Der harte Schlag des zweitinstanzlichen Urteils verliert allerdings an
Härte und Eindeutigkeit, wenn man die Urteilsbegründung näher
betrachtet. Sie greift bis ins vorige Jahrhundert zurück - nicht ganz
so weit, wie sie eigentlich müßte, nicht bis zu jenen frühen Tagen, da
der Kocheleve Franz Sacher die Torte erstmals auf die Tafel des Fürsten
Metternich brachte, aber doch bis zu den Anfängen der legendenumwobenen
Glanzzeit des Hauses unter dem Regime Anna Sachers (1892-1930).
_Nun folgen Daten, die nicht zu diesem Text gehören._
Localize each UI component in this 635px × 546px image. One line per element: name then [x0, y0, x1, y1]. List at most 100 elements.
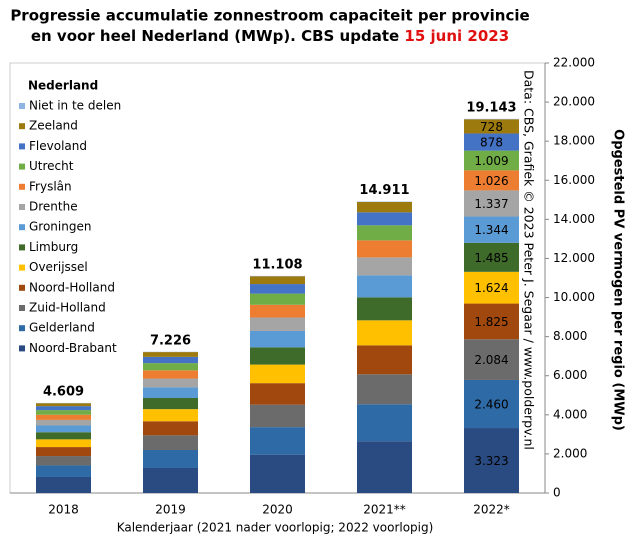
bar-segment	[36, 447, 91, 456]
bar-segment	[143, 363, 198, 370]
bar-segment	[250, 455, 305, 493]
value-label: 3.323	[474, 454, 508, 468]
legend-label: Flevoland	[29, 139, 87, 153]
legend-swatch	[19, 103, 25, 109]
legend-label: Noord-Holland	[29, 280, 115, 294]
bar-segment	[357, 320, 412, 345]
x-tick-label: 2018	[48, 503, 79, 517]
legend-label: Niet in te delen	[29, 99, 121, 113]
bar-segment	[143, 409, 198, 421]
legend-label: Zuid-Holland	[29, 301, 106, 315]
total-label: 14.911	[359, 183, 409, 198]
y-tick-label: 6.000	[553, 368, 587, 382]
y-tick-label: 10.000	[553, 290, 595, 304]
x-axis-title: Kalenderjaar (2021 nader voorlopig; 2022…	[117, 521, 434, 535]
bar-segment	[357, 202, 412, 212]
value-label: 1.026	[474, 174, 508, 188]
title-date: 15 juni 2023	[404, 27, 509, 45]
value-label: 1.009	[474, 154, 508, 168]
value-label: 728	[480, 120, 503, 134]
bar-segment	[357, 257, 412, 275]
bar-segment	[36, 432, 91, 439]
value-label: 2.460	[474, 398, 508, 412]
x-tick-label: 2022*	[473, 503, 510, 517]
bar-segment	[143, 387, 198, 398]
bar-segment	[357, 275, 412, 297]
x-tick-label: 2021**	[363, 503, 406, 517]
y-tick-label: 20.000	[553, 95, 595, 109]
legend-swatch	[19, 345, 25, 351]
legend-swatch	[19, 143, 25, 149]
bar-segment	[250, 383, 305, 405]
legend-swatch	[19, 325, 25, 331]
bar-segment	[250, 405, 305, 427]
bar-segment	[250, 305, 305, 318]
legend-swatch	[19, 305, 25, 311]
total-label: 4.609	[43, 384, 84, 399]
legend-label: Fryslân	[29, 179, 72, 193]
bar-segment	[357, 345, 412, 374]
total-label: 7.226	[150, 333, 191, 348]
value-label: 878	[480, 136, 503, 150]
y-tick-label: 12.000	[553, 251, 595, 265]
bar-segment	[36, 410, 91, 415]
total-label: 19.143	[466, 100, 516, 115]
bar-segment	[36, 415, 91, 420]
bar-segment	[143, 352, 198, 357]
legend-label: Groningen	[29, 220, 91, 234]
bar-segment	[357, 441, 412, 493]
y-tick-label: 0	[553, 486, 561, 500]
y-tick-label: 16.000	[553, 173, 595, 187]
legend-label: Utrecht	[29, 159, 74, 173]
x-tick-label: 2019	[155, 503, 186, 517]
legend-swatch	[19, 204, 25, 210]
bar-segment	[357, 404, 412, 441]
legend-label: Zeeland	[29, 119, 78, 133]
bar-segment	[36, 425, 91, 432]
bar-segment	[250, 284, 305, 294]
bar-segment	[250, 347, 305, 364]
legend-label: Overijssel	[29, 260, 88, 274]
bar-segment	[250, 294, 305, 305]
bar-segment	[36, 403, 91, 406]
value-label: 1.624	[474, 281, 508, 295]
bar-segment	[143, 379, 198, 388]
value-label: 1.485	[474, 251, 508, 265]
bar-segment	[250, 317, 305, 330]
bar-segment	[250, 276, 305, 284]
legend-swatch	[19, 123, 25, 129]
bar-segment	[36, 456, 91, 465]
legend-swatch	[19, 224, 25, 230]
legend-label: Gelderland	[29, 321, 95, 335]
y-tick-label: 2.000	[553, 446, 587, 460]
x-tick-label: 2020	[262, 503, 293, 517]
legend-swatch	[19, 265, 25, 271]
bar-segment	[143, 468, 198, 493]
source: Data: CBS, Grafiek © 2023 Peter J. Segaa…	[522, 70, 537, 450]
chart-title: en voor heel Nederland (MWp). CBS update…	[31, 27, 509, 45]
bar-segment	[36, 439, 91, 447]
value-label: 2.084	[474, 353, 508, 367]
bar-segment	[250, 365, 305, 384]
bar-segment	[36, 420, 91, 426]
bar-segment	[143, 357, 198, 363]
bar-segment	[143, 450, 198, 468]
bar-segment	[143, 435, 198, 450]
bar-segment	[36, 465, 91, 477]
y-axis-title: Opgesteld PV vermogen per regio (MWp)	[611, 129, 626, 431]
y-tick-label: 4.000	[553, 407, 587, 421]
value-label: 1.344	[474, 223, 508, 237]
legend-swatch	[19, 164, 25, 170]
value-label: 1.337	[474, 197, 508, 211]
legend-label: Limburg	[29, 240, 78, 254]
legend-title: Nederland	[28, 79, 98, 93]
legend-label: Noord-Brabant	[29, 341, 117, 355]
value-label: 1.825	[474, 315, 508, 329]
y-tick-label: 14.000	[553, 212, 595, 226]
bar-segment	[143, 398, 198, 409]
bar-segment	[357, 212, 412, 225]
bar-segment	[357, 240, 412, 257]
bar-segment	[250, 331, 305, 347]
legend-swatch	[19, 184, 25, 190]
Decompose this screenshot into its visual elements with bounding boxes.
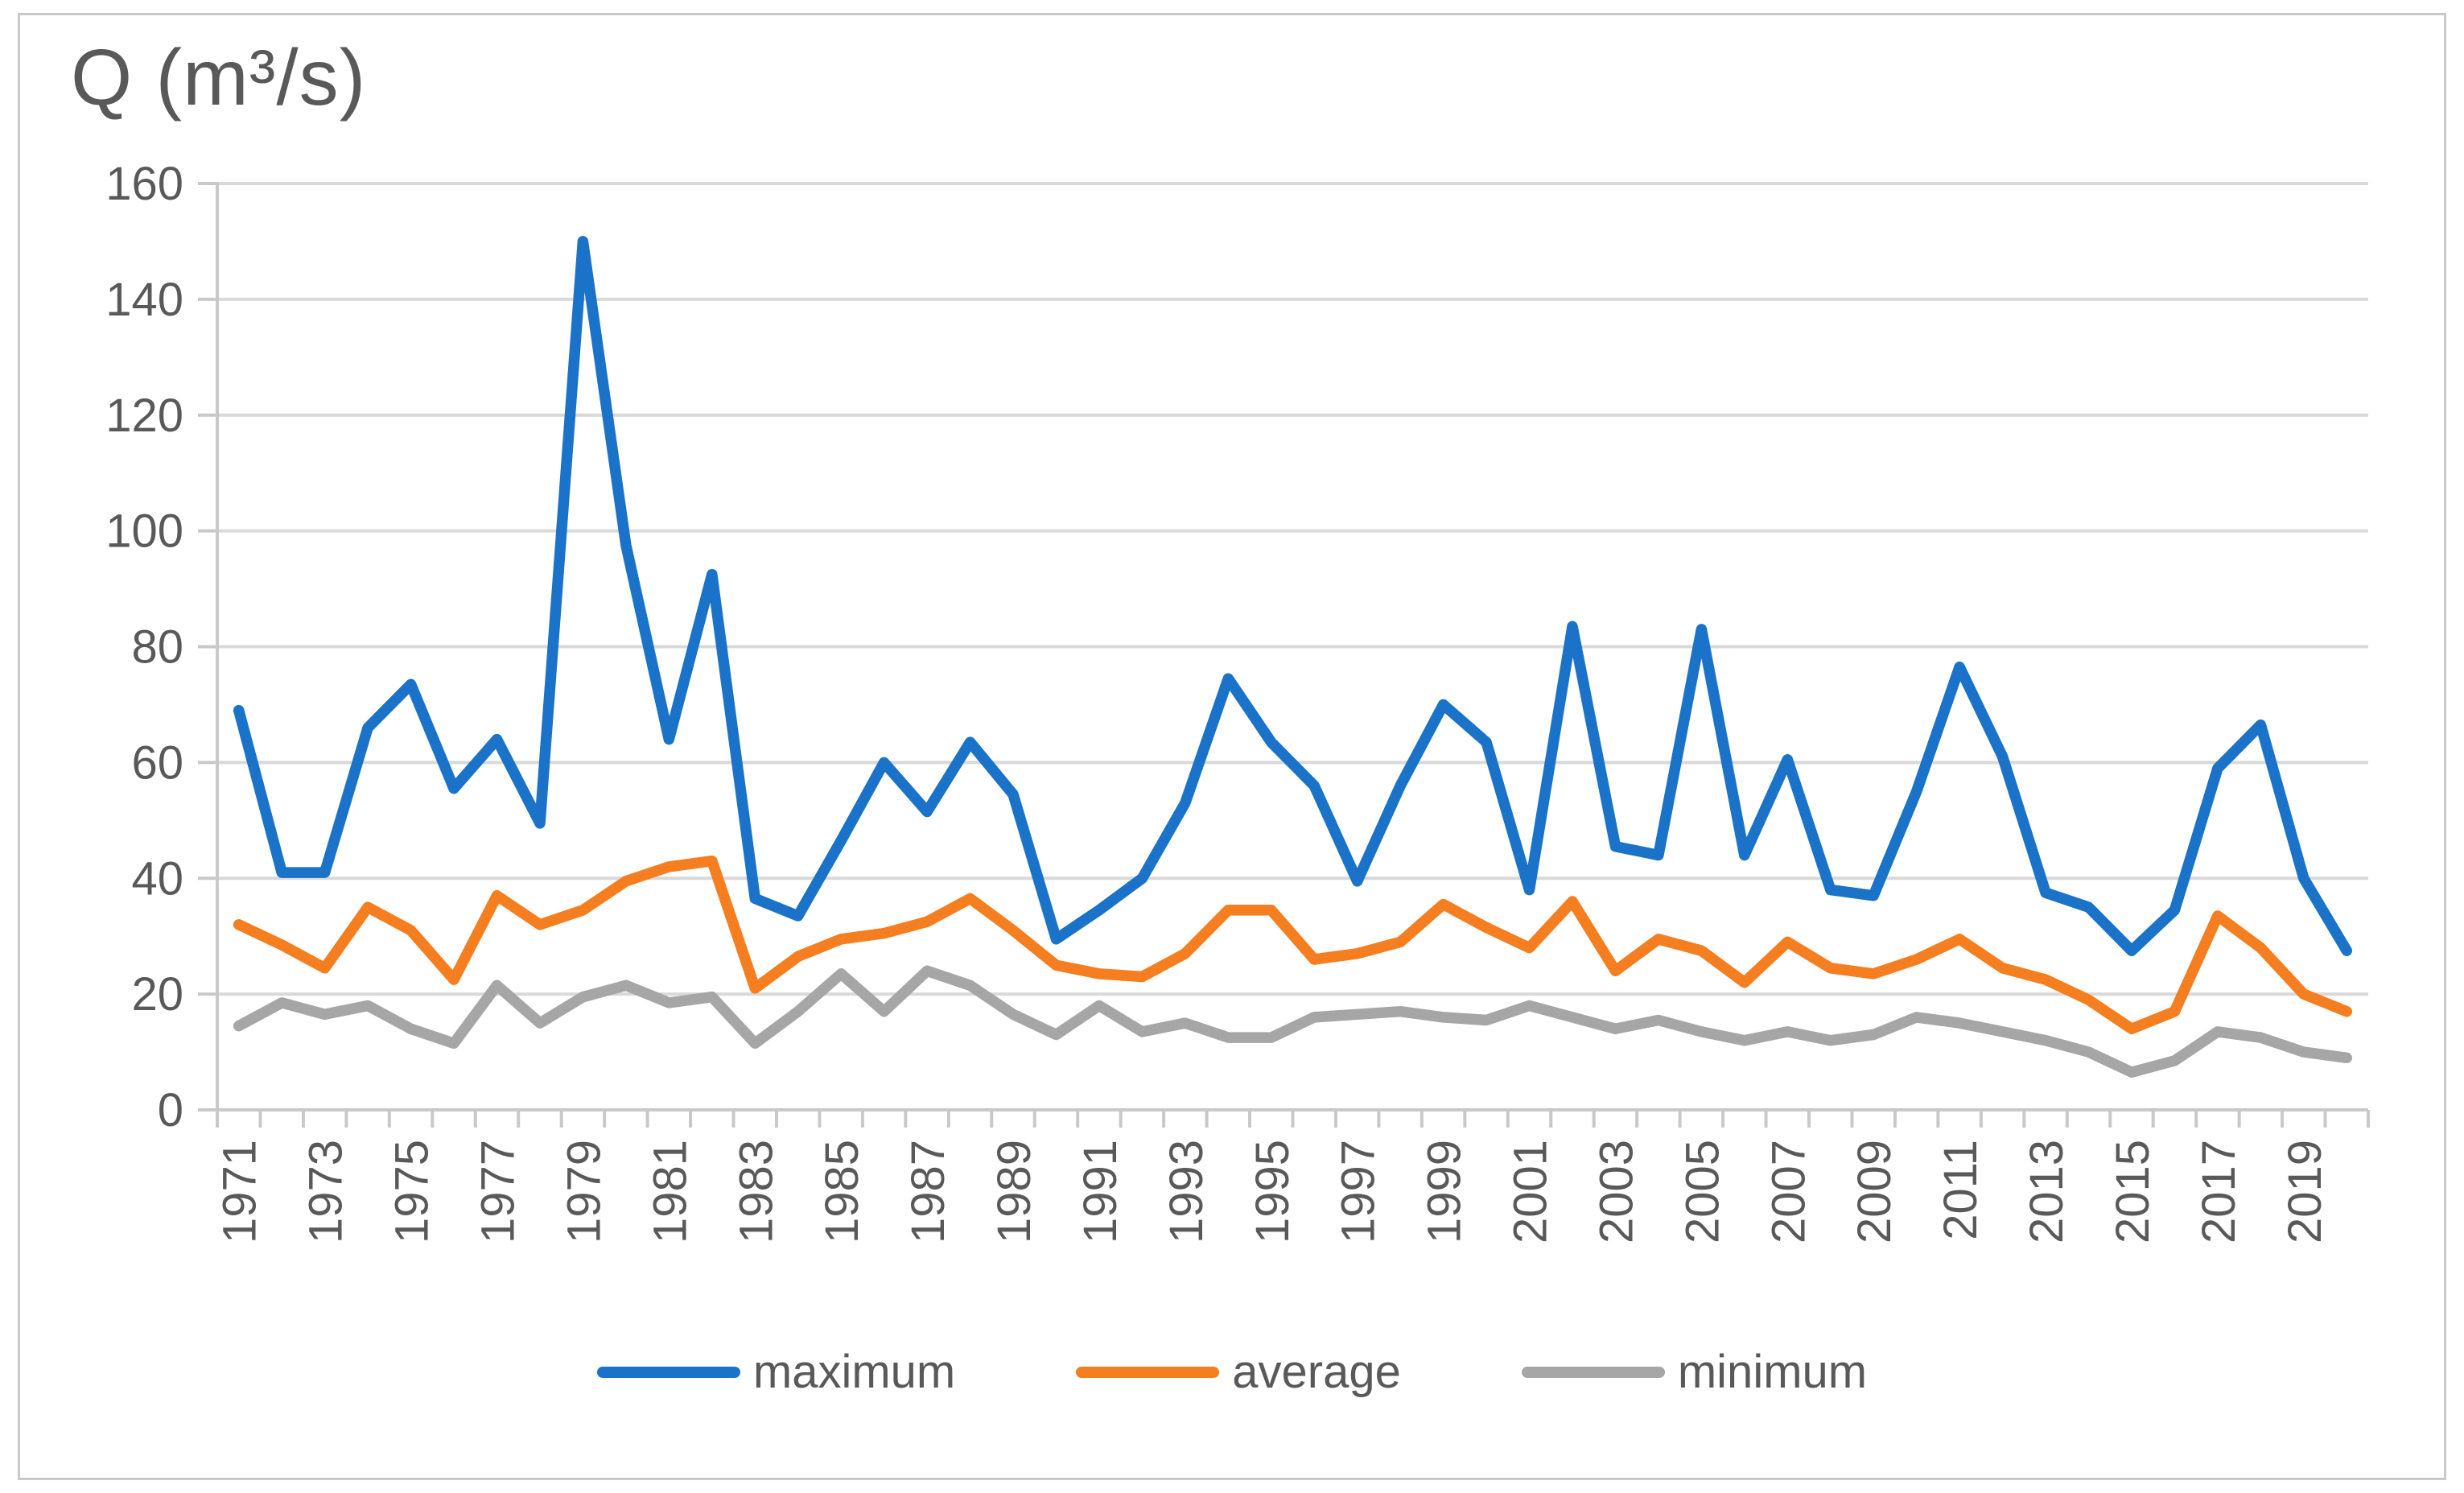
x-axis-tick-label: 1973 [300,1140,352,1243]
chart-title: Q (m³/s) [71,33,367,122]
y-axis-tick-label: 0 [158,1084,183,1136]
x-axis-tick-label: 1987 [902,1140,954,1243]
y-axis-tick-label: 60 [131,736,183,789]
x-axis-tick-label: 2001 [1505,1140,1557,1243]
x-axis-tick-label: 2003 [1590,1140,1642,1243]
y-axis-tick-label: 120 [105,390,183,442]
legend-label-minimum: minimum [1677,1346,1868,1398]
x-axis-tick-label: 1999 [1419,1140,1471,1243]
y-axis-tick-label: 100 [105,505,183,558]
x-axis-tick-label: 1981 [644,1140,696,1243]
legend: maximum average minimum [0,1349,2464,1396]
y-axis-tick-label: 160 [105,158,183,210]
legend-item-average: average [1076,1349,1401,1396]
legend-label-maximum: maximum [752,1346,956,1398]
legend-item-maximum: maximum [596,1346,956,1398]
y-axis-tick-label: 80 [131,621,183,674]
x-axis-tick-label: 2011 [1935,1140,1987,1240]
legend-item-minimum: minimum [1521,1346,1868,1398]
series-line-average [233,855,2353,1035]
x-axis-tick-label: 1995 [1246,1140,1299,1243]
x-axis-tick-label: 1985 [816,1140,868,1243]
x-axis-tick-label: 2019 [2279,1140,2331,1243]
y-axis-tick-label: 40 [131,852,183,905]
legend-swatch-maximum-icon [596,1367,740,1378]
x-axis-tick-label: 1993 [1160,1140,1213,1243]
chart-frame [18,13,2446,1480]
x-axis-tick-label: 2017 [2193,1140,2245,1243]
x-axis-tick-label: 1971 [214,1140,266,1243]
x-axis-tick-label: 2013 [2021,1140,2073,1243]
y-axis-tick-label: 140 [105,274,183,326]
x-axis-tick-label: 2007 [1762,1140,1815,1243]
legend-swatch-average-icon [1076,1367,1220,1378]
x-axis-tick-label: 1975 [386,1140,439,1243]
legend-swatch-minimum-icon [1521,1367,1665,1378]
y-axis-tick-label: 20 [131,968,183,1021]
x-axis-tick-label: 1989 [988,1140,1040,1243]
x-axis-tick-label: 2009 [1848,1140,1901,1243]
x-axis-tick-label: 2015 [2107,1140,2159,1243]
x-axis-tick-label: 1991 [1074,1140,1127,1243]
x-axis-tick-label: 1977 [472,1140,524,1243]
legend-label-average: average [1232,1346,1401,1398]
x-axis-tick-label: 1983 [730,1140,782,1243]
x-axis-tick-label: 1979 [558,1140,610,1243]
x-axis-tick-label: 2005 [1676,1140,1729,1243]
x-axis-tick-label: 1997 [1333,1140,1385,1243]
series-line-maximum [233,236,2353,956]
series-line-minimum [233,965,2353,1078]
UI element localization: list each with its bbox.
Während
der ersten und offenkundig längeren Phase dieser Glanzzeit wurde die
Sachertorte weder durchgeschnitten noch mit Marmelade gefüllt. Der
Wandel erfolgte - wie die Urteilsbegründung ausdrücklich und mit einer
dem geschichtlichen Tatbestand angemeßenen Würde feststellt - »im
zweiten Jahrzehnt des

20.Jahrhunderts«. Und damit ist, wofern »original« soviel bedeutet wie
»ursprünglich« (was es ursprünglich zweifellos tut), doch wohl erwiesen,
daß die Original-Sachertorte heute von Demel hergestellt wird. Das
heißt: es wäre erwiesen, wenn Sprache und Logik zum Erweis genügten,
wenn nicht auch die andre, die marmeladengefüllte Sachertorte den
vertrackten Anspruch besäße, ein originales Sacher-Erzeugnis zu sein.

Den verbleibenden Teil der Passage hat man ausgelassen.